Tepat di perempatan yang
menghubungkan ragunan dengan daerah sekitarnya itu, sebuah bus berhenti dengan
mendadak seperti kehabisan solar. Sang hitam yang masih melaju dengan lincah,
kaget bukan main melihat bus itu berhenti. Seperti kaleng minuman ringan yang
terinjak-injak, sang hitam mencium bagian belakang bus itu.
Aroma amis mulai
mengelilingi area sekitar sang hitam. Bercampur dengan gemuruh langit yang tak
henti-hentinya menerjang bumi. Terdengar suara orang-orang berteriak minta
tolong, namun tak ada yang peduli. Hujan ini seperti mengikat orang-orang itu
dengan ribuan ton beban yang membuatnya hanya diam di tempat.
Kaku dan dingin. Itulah yang
terasa saat beberapa orang mencoba menariknya dari bagian belakang bis
tersebut. Suasana tiba-tiba menjadi mencekam dan terbentuklah kerumunan orang
yang menonton pertunjukkan dramatis itu. Malam itu menjadi malam yang kelam.
***
Pagi yang ini menjadi pagi
mengesankan bagi si putih setelah semalam diantar pulang oleh si hitam. Namun,
ada perasaan yang aneh tatkala ia keluar dari kamarnya menuju jalanan. Terasa
angin begitu sunyi tanpa adanya kesejukan di dalamnya.
Mulailah si putih
mengirimkan pesan elektronik melalui hape mungilnya itu, tapi pesan itu
menunggu. Ia mencoba menelepon, namun
hanya mail box yang didengarnya. Ia
tak merisaukan apa pun dan langsung mengerjakan tugas rumahnya.
Lusa kemudian, si putih
pergi ke kampus. Sedari tadi, ia menunggu sang hitam datang. Tetapi, tak
kunjung tampak batang hidungnya di lorong tempat mereka berdua sering memadu
kasih. Senja pun mulai menampakkan diri.
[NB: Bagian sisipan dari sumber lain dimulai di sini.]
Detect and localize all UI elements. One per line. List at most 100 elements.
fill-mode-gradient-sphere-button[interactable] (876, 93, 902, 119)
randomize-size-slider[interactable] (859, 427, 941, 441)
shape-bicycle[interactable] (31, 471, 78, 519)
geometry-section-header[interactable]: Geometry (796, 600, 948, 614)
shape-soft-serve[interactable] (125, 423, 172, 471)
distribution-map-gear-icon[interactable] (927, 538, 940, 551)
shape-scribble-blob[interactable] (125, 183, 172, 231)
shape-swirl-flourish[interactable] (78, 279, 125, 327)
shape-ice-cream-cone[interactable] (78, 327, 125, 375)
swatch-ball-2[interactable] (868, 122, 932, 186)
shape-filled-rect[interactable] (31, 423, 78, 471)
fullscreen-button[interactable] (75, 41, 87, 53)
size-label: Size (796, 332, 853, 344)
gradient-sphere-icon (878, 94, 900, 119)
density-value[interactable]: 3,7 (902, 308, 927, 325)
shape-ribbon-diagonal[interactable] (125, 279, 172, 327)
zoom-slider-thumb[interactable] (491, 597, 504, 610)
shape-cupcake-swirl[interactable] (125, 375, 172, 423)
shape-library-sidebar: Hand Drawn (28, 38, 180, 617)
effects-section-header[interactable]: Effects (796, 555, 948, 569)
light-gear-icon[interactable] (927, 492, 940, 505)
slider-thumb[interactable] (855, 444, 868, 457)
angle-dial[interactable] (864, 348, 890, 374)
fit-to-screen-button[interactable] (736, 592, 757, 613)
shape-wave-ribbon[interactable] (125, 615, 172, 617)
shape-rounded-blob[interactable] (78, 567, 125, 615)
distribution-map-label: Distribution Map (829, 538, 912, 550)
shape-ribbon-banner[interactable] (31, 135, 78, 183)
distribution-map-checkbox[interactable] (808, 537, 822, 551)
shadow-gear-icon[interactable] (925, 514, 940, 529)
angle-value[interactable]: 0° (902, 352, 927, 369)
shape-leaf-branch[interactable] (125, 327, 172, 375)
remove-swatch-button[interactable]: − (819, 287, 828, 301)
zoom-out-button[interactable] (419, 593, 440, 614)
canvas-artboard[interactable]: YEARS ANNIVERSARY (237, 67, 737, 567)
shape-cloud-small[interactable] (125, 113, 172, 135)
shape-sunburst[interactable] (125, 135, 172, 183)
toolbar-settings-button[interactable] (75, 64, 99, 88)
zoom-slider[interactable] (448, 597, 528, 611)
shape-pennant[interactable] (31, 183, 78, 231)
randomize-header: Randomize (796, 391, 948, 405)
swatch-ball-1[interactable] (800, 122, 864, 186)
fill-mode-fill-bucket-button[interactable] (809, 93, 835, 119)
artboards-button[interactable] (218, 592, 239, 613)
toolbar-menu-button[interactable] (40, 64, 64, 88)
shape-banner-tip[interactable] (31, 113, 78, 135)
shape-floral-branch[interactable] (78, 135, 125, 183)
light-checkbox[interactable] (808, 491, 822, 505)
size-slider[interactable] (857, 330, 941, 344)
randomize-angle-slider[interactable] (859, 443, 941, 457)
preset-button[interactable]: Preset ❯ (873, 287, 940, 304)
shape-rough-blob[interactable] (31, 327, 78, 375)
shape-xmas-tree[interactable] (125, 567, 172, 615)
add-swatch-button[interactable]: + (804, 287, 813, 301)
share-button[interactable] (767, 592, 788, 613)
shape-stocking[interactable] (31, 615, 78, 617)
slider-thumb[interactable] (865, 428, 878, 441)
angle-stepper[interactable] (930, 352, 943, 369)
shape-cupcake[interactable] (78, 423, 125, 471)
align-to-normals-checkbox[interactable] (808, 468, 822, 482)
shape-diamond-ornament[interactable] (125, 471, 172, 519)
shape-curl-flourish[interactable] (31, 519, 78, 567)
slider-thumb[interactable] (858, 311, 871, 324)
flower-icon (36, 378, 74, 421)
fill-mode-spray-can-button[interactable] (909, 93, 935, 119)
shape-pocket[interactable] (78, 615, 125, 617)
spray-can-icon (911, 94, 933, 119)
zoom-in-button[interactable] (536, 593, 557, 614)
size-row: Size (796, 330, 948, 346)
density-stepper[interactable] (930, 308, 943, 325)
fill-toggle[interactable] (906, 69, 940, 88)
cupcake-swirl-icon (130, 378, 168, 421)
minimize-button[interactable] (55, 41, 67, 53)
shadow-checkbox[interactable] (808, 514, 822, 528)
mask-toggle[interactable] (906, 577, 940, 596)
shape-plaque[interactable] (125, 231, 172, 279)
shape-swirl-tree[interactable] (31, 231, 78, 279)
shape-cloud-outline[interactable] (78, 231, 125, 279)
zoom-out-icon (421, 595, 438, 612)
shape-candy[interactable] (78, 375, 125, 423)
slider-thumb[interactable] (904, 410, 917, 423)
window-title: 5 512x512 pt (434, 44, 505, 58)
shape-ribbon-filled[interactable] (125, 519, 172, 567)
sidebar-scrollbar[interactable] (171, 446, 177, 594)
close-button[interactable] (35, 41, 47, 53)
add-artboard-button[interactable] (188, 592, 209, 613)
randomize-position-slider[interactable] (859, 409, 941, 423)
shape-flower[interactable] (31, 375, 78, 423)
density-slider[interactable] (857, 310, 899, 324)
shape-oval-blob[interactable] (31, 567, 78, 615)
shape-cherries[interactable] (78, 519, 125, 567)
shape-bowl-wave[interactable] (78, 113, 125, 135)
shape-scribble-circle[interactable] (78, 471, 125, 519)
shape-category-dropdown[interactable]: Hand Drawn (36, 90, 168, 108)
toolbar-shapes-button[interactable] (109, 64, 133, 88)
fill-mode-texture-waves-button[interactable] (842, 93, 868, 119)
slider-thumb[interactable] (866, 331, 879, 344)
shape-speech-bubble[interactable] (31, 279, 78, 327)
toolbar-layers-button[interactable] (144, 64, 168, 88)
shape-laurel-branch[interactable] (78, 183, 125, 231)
Menggantikan siang yang kerap membuat
orang kepanasan. Rasa khawatir pun menggerogoti sukma yang kian mencari tahu
keberadaan sang hitam.
Lantas, datang seorang
temannya yang berjulukan raja rimba itu. Temannya mulai membisikkan sesuatu ke
rumah siput tempat gelombang suara akan dicetak dalam memori otak. Terkadang
semua itu datang dan pergi dengan cepat. Raut wajah si putih tiba-tiba pucat
pasi dan lesu. Ia jatuh pingsan secara mendadak.
***
Sebuah rumah masa depan
sudah terbentuk di hadapanku. Rumah yang hanya berukuran 1x2m2 itu
mulai meramaikan sebuah TPU di daerah Kota yang berjulukan Kota Belimbing itu.
Berhiaskan kayu yang terukir namanya, sang hitam mulai menikmati perjalanan
yang panjang.
Tiba-tiba, butiran air dari
pinggiran mata si putih mulai menggelinding bebas membasahi pipi merahnya itu.
Ia menjadi muram durja. Dengan langkah gontai, ia menyusuri area rumah masa
depan itu dan menaburkan bunga-bunga di atasnya. Sekejap saja, suasana menjadi
larut dalam keharuan.
Awan mendung mulai menapaki
rumah masa depan itu. Menyiraminya dengan kesejukan air yang tak henti-hentinya
mendamaikan bumi ini. Si putih tampak mematung. Tak dapat dibedakan antara air
matanya dengan guyuran air hujan itu. Semua nampak sama.
“Maafkan aku..” kata-kata
itu terucap dengan nada sendu.
Takdir. Tak ada yang mampu
mengetahui takdirnya masing-masing. Semua hilang dalam sekejap mata. Namun,
cinta masih tetap abadi dalam hati si pemiliknya. Hitam dan putih.